Why jumpTo and not flyTo or setCenter?

flyTo and easeTo animate over several frames, so a screenshot fired during load catches the camera mid-move, and the landing point can be fractionally off the target. jumpTo sets center, zoom, bearing, and pitch in a single frame with no interpolation. Pair it with map.stop() to cancel any easing the app queued, so nothing nudges the camera after you set it.

What belongs in the camera fixture?

Only the five fields that determine the projected view: center longitude and latitude, zoom, bearing, and pitch. Container size, device pixel ratio, and the style are fixed separately and are not part of the camera.
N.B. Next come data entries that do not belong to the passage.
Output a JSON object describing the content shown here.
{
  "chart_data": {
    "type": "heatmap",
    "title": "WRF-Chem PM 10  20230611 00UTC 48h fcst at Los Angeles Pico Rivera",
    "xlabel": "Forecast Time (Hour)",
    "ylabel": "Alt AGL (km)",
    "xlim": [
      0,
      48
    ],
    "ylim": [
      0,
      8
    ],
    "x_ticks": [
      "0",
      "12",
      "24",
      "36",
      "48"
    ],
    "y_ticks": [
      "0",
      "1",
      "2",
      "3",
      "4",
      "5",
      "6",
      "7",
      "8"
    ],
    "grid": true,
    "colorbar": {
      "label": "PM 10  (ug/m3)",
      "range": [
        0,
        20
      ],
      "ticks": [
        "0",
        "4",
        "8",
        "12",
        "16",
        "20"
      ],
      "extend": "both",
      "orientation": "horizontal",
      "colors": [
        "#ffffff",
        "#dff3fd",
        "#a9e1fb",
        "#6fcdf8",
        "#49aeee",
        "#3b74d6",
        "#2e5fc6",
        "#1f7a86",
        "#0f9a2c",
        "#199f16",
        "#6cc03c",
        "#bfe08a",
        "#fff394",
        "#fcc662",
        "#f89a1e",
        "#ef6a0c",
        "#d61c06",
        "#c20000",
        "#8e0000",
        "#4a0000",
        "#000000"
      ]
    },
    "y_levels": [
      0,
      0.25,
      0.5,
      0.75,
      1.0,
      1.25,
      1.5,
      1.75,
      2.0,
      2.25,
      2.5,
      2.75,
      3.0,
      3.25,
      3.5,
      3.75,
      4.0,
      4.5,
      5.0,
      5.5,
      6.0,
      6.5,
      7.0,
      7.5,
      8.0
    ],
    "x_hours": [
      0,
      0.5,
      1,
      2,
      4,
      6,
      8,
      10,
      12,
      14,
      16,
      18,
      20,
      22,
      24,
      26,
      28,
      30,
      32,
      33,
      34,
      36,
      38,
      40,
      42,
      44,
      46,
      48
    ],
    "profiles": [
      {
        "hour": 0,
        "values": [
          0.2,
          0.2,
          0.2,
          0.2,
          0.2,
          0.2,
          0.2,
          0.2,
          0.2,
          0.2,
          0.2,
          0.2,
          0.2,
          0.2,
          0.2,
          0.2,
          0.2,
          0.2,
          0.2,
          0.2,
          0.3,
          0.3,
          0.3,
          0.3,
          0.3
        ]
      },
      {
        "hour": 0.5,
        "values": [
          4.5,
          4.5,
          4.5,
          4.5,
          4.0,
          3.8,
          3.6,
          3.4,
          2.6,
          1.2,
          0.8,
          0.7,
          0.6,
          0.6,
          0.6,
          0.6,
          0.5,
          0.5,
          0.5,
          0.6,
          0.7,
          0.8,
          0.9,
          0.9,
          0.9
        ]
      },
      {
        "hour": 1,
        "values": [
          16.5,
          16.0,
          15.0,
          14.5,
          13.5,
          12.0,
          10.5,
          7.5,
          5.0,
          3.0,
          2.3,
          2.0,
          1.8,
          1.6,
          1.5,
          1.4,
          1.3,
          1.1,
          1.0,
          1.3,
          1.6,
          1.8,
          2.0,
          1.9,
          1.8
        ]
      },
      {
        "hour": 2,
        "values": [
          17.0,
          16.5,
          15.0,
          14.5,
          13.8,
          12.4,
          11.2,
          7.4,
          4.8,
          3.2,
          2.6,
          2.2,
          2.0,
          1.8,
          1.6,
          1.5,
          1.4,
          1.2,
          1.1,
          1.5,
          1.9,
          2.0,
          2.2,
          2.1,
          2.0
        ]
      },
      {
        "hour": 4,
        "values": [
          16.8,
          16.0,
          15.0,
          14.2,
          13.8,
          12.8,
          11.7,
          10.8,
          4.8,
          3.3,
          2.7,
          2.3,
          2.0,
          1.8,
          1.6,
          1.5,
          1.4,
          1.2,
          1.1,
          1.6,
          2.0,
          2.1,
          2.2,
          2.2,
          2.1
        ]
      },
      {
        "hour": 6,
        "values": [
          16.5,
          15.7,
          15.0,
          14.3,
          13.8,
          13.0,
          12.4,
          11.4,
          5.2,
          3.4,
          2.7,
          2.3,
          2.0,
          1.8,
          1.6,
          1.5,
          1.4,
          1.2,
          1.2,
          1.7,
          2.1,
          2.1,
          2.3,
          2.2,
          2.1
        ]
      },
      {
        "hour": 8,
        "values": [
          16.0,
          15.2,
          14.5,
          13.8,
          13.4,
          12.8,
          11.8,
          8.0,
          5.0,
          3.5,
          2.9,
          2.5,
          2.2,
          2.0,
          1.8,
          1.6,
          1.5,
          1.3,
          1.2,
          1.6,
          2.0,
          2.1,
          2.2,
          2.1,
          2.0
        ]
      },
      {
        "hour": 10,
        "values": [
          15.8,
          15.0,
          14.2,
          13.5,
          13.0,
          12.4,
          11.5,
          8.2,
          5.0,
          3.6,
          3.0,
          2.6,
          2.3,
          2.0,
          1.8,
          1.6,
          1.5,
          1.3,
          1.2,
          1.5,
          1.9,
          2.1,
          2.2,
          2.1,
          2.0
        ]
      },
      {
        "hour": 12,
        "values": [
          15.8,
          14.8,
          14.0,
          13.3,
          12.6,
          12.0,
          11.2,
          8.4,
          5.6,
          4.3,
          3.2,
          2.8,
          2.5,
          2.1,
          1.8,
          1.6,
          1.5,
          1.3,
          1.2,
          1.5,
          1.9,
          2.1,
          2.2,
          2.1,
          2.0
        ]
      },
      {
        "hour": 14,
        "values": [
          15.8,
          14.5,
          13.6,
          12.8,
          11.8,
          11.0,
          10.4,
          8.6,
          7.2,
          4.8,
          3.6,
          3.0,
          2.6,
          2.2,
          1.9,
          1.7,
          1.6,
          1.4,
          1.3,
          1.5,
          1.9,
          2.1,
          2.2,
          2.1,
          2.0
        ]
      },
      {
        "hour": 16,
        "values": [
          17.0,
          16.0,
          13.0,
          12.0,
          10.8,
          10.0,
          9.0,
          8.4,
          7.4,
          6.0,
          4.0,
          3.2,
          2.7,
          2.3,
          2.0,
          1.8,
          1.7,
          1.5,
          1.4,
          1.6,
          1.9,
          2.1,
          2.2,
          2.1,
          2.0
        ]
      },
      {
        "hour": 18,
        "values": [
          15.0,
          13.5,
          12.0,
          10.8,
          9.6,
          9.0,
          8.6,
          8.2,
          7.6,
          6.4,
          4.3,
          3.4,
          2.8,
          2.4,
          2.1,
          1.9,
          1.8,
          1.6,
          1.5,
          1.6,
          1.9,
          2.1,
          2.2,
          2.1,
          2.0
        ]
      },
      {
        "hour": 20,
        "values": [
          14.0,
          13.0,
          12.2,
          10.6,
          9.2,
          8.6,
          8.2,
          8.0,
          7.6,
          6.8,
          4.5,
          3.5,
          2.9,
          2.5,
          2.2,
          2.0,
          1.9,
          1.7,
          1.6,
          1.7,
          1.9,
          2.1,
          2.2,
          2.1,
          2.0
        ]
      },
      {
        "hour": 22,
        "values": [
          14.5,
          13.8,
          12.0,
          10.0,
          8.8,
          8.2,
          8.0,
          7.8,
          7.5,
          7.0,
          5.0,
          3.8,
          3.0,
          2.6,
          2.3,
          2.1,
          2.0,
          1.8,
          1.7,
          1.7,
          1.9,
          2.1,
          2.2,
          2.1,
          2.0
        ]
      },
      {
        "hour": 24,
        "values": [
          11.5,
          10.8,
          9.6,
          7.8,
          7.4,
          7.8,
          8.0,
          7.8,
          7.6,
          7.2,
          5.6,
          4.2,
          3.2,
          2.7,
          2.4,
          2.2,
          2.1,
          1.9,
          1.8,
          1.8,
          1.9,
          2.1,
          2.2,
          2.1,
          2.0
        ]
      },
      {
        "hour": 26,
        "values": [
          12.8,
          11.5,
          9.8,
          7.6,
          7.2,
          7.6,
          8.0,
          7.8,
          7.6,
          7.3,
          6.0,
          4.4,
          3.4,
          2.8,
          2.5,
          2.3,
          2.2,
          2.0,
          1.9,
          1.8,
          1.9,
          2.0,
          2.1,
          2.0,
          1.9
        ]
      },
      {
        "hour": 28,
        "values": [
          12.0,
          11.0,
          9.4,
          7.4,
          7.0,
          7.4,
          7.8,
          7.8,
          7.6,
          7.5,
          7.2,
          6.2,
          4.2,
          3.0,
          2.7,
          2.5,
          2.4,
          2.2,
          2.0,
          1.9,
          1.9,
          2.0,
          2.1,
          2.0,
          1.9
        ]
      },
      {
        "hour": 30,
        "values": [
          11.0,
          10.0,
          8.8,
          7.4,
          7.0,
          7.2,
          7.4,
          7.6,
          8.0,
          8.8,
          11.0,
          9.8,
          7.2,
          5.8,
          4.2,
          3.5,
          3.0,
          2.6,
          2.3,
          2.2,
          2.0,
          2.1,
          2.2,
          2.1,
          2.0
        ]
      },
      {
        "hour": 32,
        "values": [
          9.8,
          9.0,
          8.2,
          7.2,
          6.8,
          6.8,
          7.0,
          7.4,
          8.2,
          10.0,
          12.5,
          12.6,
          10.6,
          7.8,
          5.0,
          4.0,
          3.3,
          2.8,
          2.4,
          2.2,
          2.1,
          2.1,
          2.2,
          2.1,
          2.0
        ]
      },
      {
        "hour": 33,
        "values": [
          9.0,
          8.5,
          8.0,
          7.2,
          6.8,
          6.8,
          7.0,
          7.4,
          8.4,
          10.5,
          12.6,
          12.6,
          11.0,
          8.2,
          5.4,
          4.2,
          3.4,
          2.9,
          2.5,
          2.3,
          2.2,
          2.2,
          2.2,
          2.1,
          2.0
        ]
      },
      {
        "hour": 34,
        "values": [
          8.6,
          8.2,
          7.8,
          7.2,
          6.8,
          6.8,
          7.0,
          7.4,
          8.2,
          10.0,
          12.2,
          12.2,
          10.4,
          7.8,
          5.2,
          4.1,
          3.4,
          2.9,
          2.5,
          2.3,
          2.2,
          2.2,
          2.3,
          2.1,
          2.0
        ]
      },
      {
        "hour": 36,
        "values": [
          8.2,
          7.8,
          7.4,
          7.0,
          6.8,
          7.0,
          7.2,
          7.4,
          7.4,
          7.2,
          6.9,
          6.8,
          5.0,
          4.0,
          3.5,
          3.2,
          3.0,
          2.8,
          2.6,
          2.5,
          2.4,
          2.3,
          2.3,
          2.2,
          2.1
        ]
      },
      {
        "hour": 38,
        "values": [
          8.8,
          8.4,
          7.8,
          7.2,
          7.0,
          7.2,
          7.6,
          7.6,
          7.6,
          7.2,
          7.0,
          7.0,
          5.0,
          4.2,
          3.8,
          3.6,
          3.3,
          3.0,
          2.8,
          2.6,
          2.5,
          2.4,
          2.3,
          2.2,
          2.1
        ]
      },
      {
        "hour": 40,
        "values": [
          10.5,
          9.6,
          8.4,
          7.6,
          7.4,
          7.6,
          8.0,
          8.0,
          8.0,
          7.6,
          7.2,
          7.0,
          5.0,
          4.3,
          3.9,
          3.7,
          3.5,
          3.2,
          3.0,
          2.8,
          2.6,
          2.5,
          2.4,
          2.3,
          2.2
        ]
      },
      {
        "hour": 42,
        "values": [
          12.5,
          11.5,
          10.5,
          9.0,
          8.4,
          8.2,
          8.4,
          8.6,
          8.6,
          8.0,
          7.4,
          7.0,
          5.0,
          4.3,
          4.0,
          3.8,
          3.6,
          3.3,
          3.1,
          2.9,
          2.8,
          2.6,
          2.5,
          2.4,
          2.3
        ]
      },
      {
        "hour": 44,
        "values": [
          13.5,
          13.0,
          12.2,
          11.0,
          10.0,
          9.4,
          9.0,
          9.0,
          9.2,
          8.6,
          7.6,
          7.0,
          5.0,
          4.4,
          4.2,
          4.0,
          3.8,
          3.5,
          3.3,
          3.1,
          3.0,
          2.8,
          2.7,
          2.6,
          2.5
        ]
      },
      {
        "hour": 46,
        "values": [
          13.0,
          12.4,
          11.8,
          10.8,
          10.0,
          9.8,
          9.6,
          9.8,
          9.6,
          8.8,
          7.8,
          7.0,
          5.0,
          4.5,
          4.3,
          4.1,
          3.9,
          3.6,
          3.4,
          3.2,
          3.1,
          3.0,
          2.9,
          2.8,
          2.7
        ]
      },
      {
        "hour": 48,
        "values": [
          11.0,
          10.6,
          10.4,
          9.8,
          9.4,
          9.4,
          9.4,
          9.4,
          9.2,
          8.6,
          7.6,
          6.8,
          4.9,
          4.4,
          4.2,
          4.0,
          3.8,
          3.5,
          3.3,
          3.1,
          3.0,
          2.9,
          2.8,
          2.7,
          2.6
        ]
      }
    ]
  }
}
Keep the fixture minimal so its hash changes only when the framing genuinely changes, and record the renderer version alongside it for traceability.

How does the camera hash relate to the baseline image?

The hash is taken over the canonical, rounded camera and folded into the baseline filename. A baseline is only valid for the exact camera it was shot under, so when the camera changes the hash changes and the harness looks for a baseline that does not exist — surfacing an explicit “new baseline” instead of silently diffing against a stale golden.